Cloud Security, Cloud Security, DevSecOps

Salt Security lands $140 million Series D funding to focus on API security; valuation hits $1.4B

The Salt Security team attends a global sales kickoff event in Chicago in 2021. (Salt Security)

Proving that there’s still a strong interest from the funding community for the right technologies, application programming interface (API) company Salt Security on Thursday announced $140 million in Series D funding that takes its valuation to $1.4 billion.

Salt Security believes that the new funding round solidifies it as one of the leaders in the API security field. The company offers what it calls "full lifecycle API capabilities," including automated API discovery, pre-deployment analysis, attack detection and prevention, and API-focused security posture insights.

“Investment might be cooling, but the threats are not,” said Roey Eliyahu, co-founder and CEO at Salt Security. “Demand for API security has surged with businesses needing to protect the APIs driving their digital transformation, application mobilization, and other IT modernization initiatives. This [latest round] of funding is an amazing validation for our vision, which is to accelerate business innovation by making APIs attack proof.”
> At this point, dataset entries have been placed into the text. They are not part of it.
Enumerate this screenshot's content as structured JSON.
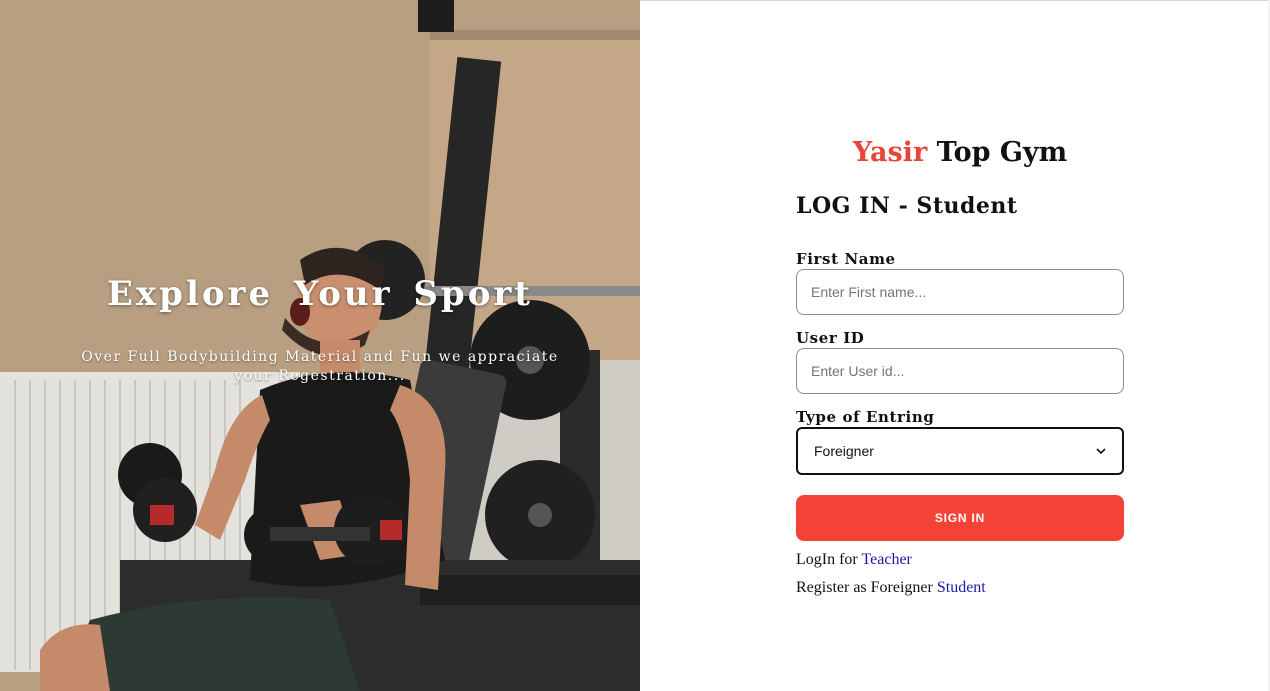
{
  "hero": {
    "title": "Explore  Your  Sport",
    "subtitle": "Over Full Bodybuilding Material and Fun we appraciate your Regestration..."
  },
  "brand": {
    "accent_word": "Yasir",
    "rest": " Top Gym"
  },
  "form": {
    "title": "LOG IN - Student",
    "first_name": {
      "label": "First Name",
      "placeholder": "Enter First name...",
      "value": ""
    },
    "user_id": {
      "label": "User ID",
      "placeholder": "Enter User id...",
      "value": ""
    },
    "entry_type": {
      "label": "Type of Entring",
      "selected": "Foreigner"
    },
    "submit_label": "SIGN IN"
  },
  "links": {
    "teacher_prefix": "LogIn for",
    "teacher_link": "Teacher",
    "register_prefix": "Register as Foreigner",
    "register_link": "Student"
  },
  "icons": {
    "select_arrow": "chevron-down-icon"
  },
  "colors": {
    "accent": "#e8443a",
    "button": "#f44336",
    "link": "#1a1aa6",
    "text": "#111111"
  }
}
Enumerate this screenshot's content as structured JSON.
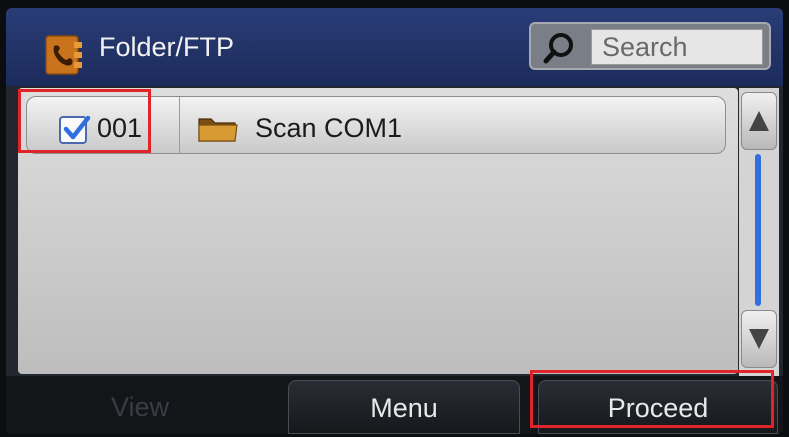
{
  "header": {
    "title": "Folder/FTP",
    "icon": "address-book-icon"
  },
  "search": {
    "placeholder": "Search",
    "icon": "search-icon"
  },
  "list": {
    "items": [
      {
        "number": "001",
        "name": "Scan COM1",
        "checked": true,
        "icon": "folder-icon"
      }
    ]
  },
  "scrollbar": {
    "up_icon": "arrow-up-icon",
    "down_icon": "arrow-down-icon"
  },
  "footer": {
    "view_label": "View",
    "menu_label": "Menu",
    "proceed_label": "Proceed"
  },
  "colors": {
    "header_bg": "#1c2b5a",
    "highlight": "#e0242a",
    "scroll_track": "#2f6fe0",
    "checkbox_check": "#2f6fe0"
  }
}
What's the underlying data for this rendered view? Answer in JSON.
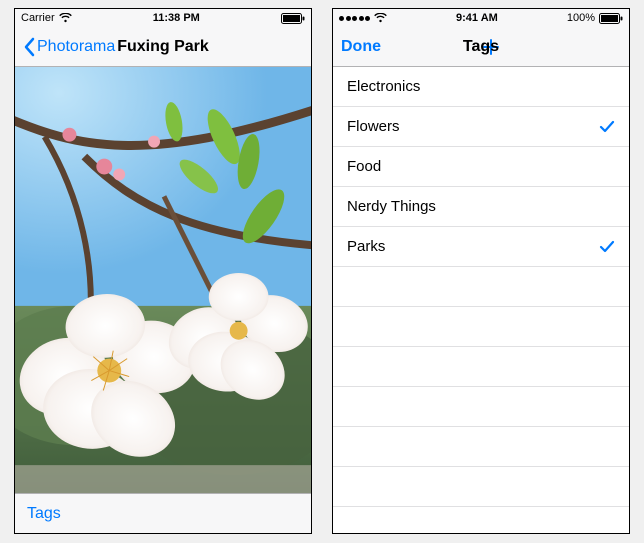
{
  "left_screen": {
    "status": {
      "carrier": "Carrier",
      "time": "11:38 PM"
    },
    "nav": {
      "back_label": "Photorama",
      "title": "Fuxing Park"
    },
    "toolbar": {
      "tags_label": "Tags"
    }
  },
  "right_screen": {
    "status": {
      "time": "9:41 AM",
      "battery_pct": "100%"
    },
    "nav": {
      "done_label": "Done",
      "title": "Tags"
    },
    "tags": [
      {
        "label": "Electronics",
        "checked": false
      },
      {
        "label": "Flowers",
        "checked": true
      },
      {
        "label": "Food",
        "checked": false
      },
      {
        "label": "Nerdy Things",
        "checked": false
      },
      {
        "label": "Parks",
        "checked": true
      }
    ]
  }
}
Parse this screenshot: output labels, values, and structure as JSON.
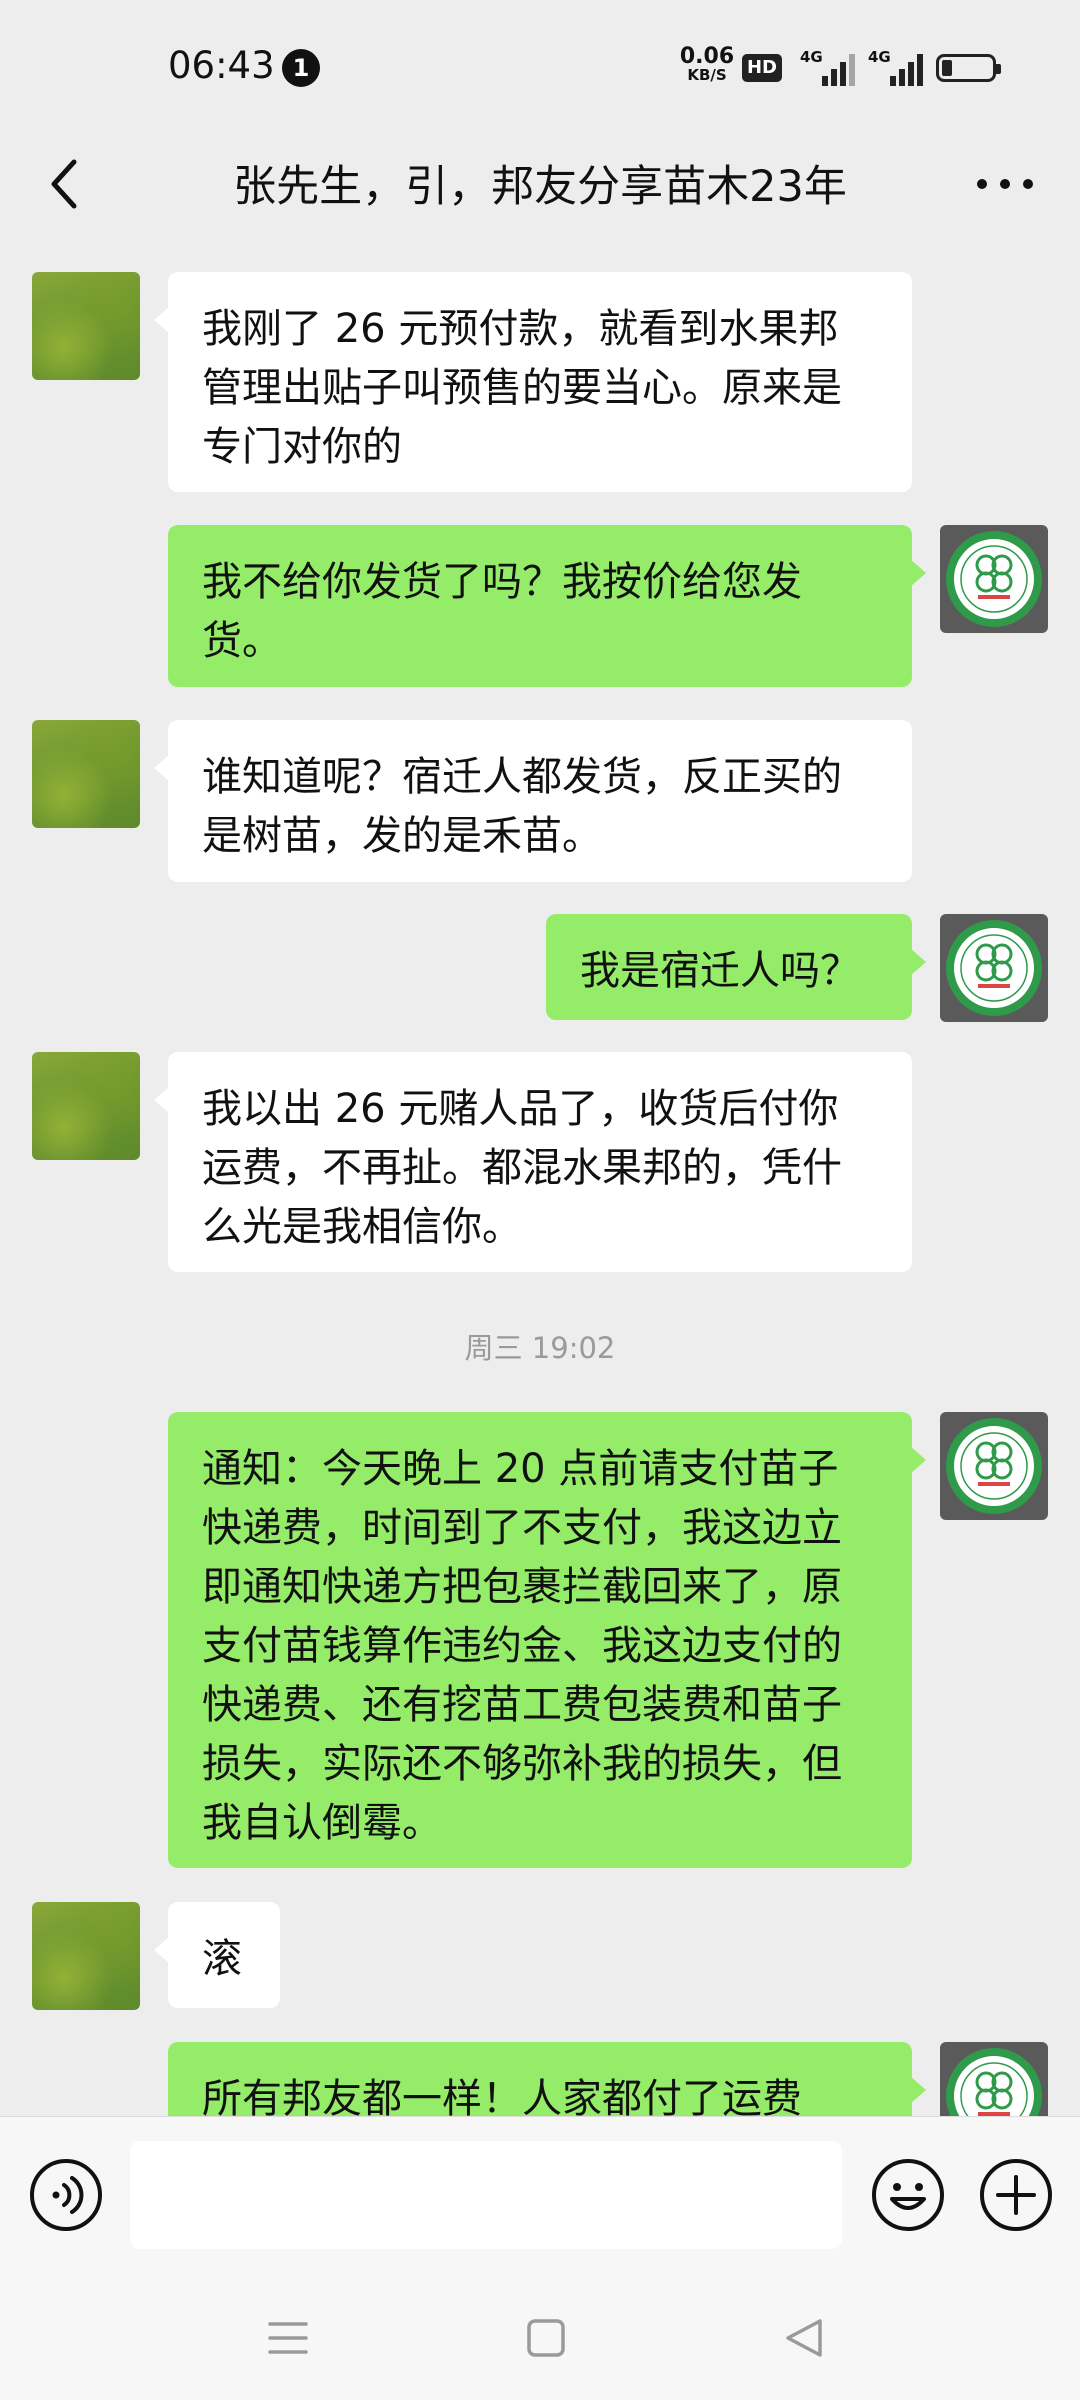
{
  "status_bar": {
    "time": "06:43",
    "notification_count": "1",
    "net_speed_value": "0.06",
    "net_speed_unit": "KB/S",
    "hd_label": "HD",
    "signal1_label": "4G",
    "signal2_label": "4G",
    "battery_level": 0.2
  },
  "header": {
    "title": "张先生，引，邦友分享苗木23年",
    "back_icon": "chevron-left-icon",
    "more_icon": "more-horizontal-icon"
  },
  "messages": [
    {
      "side": "in",
      "text": "我刚了 26 元预付款，就看到水果邦管理出贴子叫预售的要当心。原来是专门对你的"
    },
    {
      "side": "out",
      "text": "我不给你发货了吗？我按价给您发货。"
    },
    {
      "side": "in",
      "text": "谁知道呢？宿迁人都发货，反正买的是树苗，发的是禾苗。"
    },
    {
      "side": "out",
      "text": "我是宿迁人吗？"
    },
    {
      "side": "in",
      "text": "我以出 26 元赌人品了，收货后付你运费，不再扯。都混水果邦的，凭什么光是我相信你。"
    },
    {
      "side": "out",
      "text": "通知：今天晚上 20 点前请支付苗子快递费，时间到了不支付，我这边立即通知快递方把包裹拦截回来了，原支付苗钱算作违约金、我这边支付的快递费、还有挖苗工费包装费和苗子损失，实际还不够弥补我的损失，但我自认倒霉。"
    },
    {
      "side": "in",
      "text": "滚"
    },
    {
      "side": "out",
      "text": "所有邦友都一样！人家都付了运费"
    }
  ],
  "timestamp": "周三 19:02",
  "input": {
    "value": "",
    "voice_icon": "voice-icon",
    "emoji_icon": "emoji-icon",
    "plus_icon": "plus-icon"
  },
  "nav": {
    "menu_icon": "menu-icon",
    "home_icon": "home-icon",
    "back_icon": "back-triangle-icon"
  },
  "colors": {
    "background": "#ededed",
    "outgoing_bubble": "#95ec69",
    "incoming_bubble": "#ffffff",
    "logo_green": "#2e9a4a"
  }
}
The VCs are wise to invest in promising startups solving important problems to help organizations reduce their attack surfaces, said Melida Marks, a senior analyst at the Enterprise Strategy Group. Marks said API security has become one of those growing urgent problems that organizations need to address. She added when considering the top tech adoption trends — including cloud adoption, agile software development, hybrid work, the increase in web applications, online business transactions, usage of IoT devices — they all use an increasing number of APIs.

“This increases the attack surface, making APIs an attractive target for attackers,” Marks said. “Organizations want solutions that can help them identify and map out the APIs, and ensure they aren’t vulnerable to attack. Salt has been addressing this problem for a while, helping companies detect and stop API attacks, and more recently have been adding some shift left features to bring secure processes into development. I think the investments [in security from the VCs] will continue. But the large funding rounds put a lot of pressure on the security companies to perform, and we may see some eventual flops that encourage the VCs to be more careful. VCs realize there’s no sure thing, but are willing to bet on the chance of a huge payout.”

Why there’s so much focus on APIs

The disintegration of the network perimeter has resulted in a plethora of new perimeters for devices, data, and applications, explained Frank Dickson, program vice president for security and trust at IDC. Dickson said for internet-accessed applications, whether the application is SaaS or developed in-house, the API has become the new perimeter.

“Applications must have robust APIs to enable the integrations demanded by digital transformation,” Dickson said. “Such robust APIs can also serve as a golden ticket for cybermiscreants, providing unfettered access to corporate data, applications and systems. Securing robust APIs thus becomes critical to an organization’s survival. Salt Security is one of a host of providers looking to capitalize on the market opportunity.”

Michael Isbitski, technical evangelist at Salt Security, added that attackers target APIs with techniques that practitioners often describe as “low and slow.” The attackers use a combination of passive reconnaissance, stealthy probing, and throttled requests to abuse the business logic of APIs that take days, weeks, or months to unfold to execute data exfiltration, account takeover, and fraud.

“These attack patterns differ drastically from the more well-understood, ‘one-and-done’ style web application attacks like SQLi or XSS,” Isbitski said. “Existing enterprise security tooling such as WAFs and API gateways are insufficient because they can’t provide necessary API context or visibility into data exposures. Those traditional controls also can't stop API threats during runtime. WAFs and API gateways are by design reactive, not proactive, relying on signatures and rules to provide some level of efficacy for well-known, pre-defined exploit patterns.”